What do you think are the key changes needed in negotiations with the Centers for Medicare & Medicaid Services (CMS) to build on the accomplishments of the first all-payer model (APM) and accelerate success in the APM 2.0 agreement?

Some of them are not in CMS’s control, and some of them are. First of all, the Medicare model itself needs to move beyond still being a reconciliation back to fee-for-service—we need to move beyond that, that day needs to go away. It needs to be much more of a fixed payment system with reasonable risks associated with it. To me, that’s the biggest single change on the federal side that needs to be made.

We also know it’s very important that we change some of the targets for the volume of patients in the shorter term. Beyond that though, we really need to find ways to bring commercial patients more realistically into the system. We especially need to make it attractive for employers who are self-insuring and we have not done that very effectively yet. We need to do it with some of our payer partners—and that has been sticky, we have not made as much progress there and we really need to. The Medicaid model probably comes closest to what we should be shooting for, but those are the big ones.

The other thing is that two years is not even close to enough of a time period. I see it as just a stopgap until we get to a longer deal because the system is not going to change that much in a two-year period. It’s been particularly difficult coming through COVID and the aberrations in spending that have occurred as a result of that in both directions that has resulted in target-setting that is quite difficult.

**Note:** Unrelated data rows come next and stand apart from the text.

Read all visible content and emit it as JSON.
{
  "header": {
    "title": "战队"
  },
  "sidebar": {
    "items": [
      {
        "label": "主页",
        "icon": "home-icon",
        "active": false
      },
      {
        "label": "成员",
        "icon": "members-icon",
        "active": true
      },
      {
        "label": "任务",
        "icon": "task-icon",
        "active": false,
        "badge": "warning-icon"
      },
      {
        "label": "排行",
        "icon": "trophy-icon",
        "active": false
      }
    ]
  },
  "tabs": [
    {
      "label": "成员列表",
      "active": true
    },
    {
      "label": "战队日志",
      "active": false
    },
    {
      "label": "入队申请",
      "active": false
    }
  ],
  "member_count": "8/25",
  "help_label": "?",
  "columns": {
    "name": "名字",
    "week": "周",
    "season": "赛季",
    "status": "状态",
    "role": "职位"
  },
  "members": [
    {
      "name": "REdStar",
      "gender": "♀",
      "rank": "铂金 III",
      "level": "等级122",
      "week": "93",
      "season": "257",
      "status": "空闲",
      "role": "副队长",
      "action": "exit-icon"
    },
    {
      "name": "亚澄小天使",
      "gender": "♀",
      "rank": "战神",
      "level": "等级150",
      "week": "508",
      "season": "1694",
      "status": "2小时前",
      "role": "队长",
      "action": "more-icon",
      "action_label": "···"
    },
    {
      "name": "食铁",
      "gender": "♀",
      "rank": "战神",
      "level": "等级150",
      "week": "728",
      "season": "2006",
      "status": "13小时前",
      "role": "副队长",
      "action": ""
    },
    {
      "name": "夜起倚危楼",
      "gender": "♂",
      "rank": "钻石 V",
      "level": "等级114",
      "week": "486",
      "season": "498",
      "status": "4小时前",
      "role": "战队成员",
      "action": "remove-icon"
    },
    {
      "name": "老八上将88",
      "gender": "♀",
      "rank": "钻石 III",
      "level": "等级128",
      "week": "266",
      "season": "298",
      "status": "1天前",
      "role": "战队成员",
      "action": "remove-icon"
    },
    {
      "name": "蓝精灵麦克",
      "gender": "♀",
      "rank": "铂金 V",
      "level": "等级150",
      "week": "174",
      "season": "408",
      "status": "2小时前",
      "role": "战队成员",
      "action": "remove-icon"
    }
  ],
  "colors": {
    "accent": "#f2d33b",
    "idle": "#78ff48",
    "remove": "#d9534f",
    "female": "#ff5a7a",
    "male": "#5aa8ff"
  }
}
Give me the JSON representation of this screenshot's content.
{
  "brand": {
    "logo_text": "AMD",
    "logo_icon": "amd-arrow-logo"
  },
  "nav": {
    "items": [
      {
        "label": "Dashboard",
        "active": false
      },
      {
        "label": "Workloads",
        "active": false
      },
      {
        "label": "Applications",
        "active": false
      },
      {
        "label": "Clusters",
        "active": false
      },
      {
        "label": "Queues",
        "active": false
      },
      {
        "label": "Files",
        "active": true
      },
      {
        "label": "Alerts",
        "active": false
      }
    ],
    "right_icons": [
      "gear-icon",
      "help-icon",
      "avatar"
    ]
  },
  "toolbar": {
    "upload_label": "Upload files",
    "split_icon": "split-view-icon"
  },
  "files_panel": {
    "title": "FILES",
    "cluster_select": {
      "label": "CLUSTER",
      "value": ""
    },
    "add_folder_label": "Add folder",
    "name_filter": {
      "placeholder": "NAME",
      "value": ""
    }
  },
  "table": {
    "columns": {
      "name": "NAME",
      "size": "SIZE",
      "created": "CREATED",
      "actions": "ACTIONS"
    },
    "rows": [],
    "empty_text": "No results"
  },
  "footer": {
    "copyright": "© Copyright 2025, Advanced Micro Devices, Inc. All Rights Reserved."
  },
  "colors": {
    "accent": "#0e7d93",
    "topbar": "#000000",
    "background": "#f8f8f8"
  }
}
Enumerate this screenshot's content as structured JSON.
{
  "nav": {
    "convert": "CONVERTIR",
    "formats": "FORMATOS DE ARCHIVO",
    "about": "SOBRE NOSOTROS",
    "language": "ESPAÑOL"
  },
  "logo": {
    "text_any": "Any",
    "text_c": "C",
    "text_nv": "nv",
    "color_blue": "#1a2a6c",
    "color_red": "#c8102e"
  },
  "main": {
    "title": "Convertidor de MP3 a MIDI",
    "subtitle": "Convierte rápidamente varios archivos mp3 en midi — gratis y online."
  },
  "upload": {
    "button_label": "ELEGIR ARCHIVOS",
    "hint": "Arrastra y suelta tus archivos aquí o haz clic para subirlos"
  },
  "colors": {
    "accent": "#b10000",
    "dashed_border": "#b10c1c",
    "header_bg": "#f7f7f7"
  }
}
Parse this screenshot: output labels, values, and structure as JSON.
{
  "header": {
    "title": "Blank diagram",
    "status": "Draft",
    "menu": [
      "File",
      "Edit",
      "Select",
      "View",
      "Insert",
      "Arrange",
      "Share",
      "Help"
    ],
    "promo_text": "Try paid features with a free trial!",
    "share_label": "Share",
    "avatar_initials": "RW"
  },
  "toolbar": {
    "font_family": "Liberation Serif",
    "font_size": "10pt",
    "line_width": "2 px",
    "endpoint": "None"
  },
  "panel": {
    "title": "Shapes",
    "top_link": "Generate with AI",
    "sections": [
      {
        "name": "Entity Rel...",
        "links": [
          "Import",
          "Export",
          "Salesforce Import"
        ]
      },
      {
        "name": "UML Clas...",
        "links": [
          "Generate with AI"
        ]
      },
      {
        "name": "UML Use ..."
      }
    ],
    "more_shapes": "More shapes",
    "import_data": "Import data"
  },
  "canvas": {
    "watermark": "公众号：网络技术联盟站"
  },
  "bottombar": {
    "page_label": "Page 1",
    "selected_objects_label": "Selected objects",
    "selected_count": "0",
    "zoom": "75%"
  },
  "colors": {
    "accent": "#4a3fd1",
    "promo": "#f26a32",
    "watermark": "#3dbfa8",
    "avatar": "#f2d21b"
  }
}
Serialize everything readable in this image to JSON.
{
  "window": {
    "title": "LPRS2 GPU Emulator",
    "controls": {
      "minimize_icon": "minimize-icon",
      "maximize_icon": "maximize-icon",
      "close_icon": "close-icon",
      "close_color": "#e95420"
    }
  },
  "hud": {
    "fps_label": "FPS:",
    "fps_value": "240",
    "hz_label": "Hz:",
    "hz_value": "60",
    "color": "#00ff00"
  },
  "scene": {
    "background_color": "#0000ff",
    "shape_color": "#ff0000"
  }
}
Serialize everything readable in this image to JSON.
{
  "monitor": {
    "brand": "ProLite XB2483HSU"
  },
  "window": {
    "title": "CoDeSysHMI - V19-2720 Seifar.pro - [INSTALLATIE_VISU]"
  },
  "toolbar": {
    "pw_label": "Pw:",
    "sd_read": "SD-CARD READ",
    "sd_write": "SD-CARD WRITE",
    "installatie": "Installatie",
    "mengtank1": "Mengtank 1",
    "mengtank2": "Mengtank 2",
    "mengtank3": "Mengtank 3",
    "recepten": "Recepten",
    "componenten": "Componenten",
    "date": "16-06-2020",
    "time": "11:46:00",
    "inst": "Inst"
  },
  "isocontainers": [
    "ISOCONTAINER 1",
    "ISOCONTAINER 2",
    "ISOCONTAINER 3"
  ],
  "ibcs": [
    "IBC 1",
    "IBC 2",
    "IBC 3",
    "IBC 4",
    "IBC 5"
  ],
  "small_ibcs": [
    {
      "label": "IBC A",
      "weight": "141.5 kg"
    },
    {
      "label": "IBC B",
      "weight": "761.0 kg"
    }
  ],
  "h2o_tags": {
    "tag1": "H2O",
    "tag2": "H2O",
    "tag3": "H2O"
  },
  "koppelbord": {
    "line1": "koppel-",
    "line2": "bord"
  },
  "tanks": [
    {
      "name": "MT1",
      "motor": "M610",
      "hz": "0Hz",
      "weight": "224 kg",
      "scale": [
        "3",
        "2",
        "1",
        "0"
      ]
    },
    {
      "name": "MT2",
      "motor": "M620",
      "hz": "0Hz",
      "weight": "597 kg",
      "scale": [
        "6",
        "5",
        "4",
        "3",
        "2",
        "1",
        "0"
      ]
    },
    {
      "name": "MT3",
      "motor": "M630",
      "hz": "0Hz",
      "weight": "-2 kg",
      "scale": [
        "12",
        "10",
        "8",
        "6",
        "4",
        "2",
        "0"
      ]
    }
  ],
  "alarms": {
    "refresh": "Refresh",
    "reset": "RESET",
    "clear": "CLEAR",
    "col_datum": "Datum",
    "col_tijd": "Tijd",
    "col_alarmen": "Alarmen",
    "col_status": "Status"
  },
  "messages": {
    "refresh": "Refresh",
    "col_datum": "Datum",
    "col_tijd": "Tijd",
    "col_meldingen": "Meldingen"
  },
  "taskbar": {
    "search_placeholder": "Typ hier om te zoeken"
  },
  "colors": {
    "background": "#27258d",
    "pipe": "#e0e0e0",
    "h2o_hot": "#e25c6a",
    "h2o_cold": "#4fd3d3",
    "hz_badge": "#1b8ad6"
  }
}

To get to a fair set of targets, it’s going to be tough.

I think the other one coming up—I’m drifting a little bit from your actual question—but in setting targets in the years ahead, we are going to have to recognize the real inflation—especially wage inflation and labor inflation that is happening. If we think we’re going to just keep rolling over 3% increases every year, right now, it will fail. Costs are way, way higher than that and we’re going to have to deal with that while we change the underlying center.

As vice board chair of OneCare, what do you hope to accomplish under your leadership?

Keeping this thing moving and helping Anya [Rader Wallack, board chair] and the rest of the board—and of course OneCare management team—to achieve the goals. And the goal really is to help create those payment incentives that will lead to a more efficient and effective system.

I am retired but still passionate about this and happy to help out and help work with people across the entire spectrum to achieve the goals that that we have set.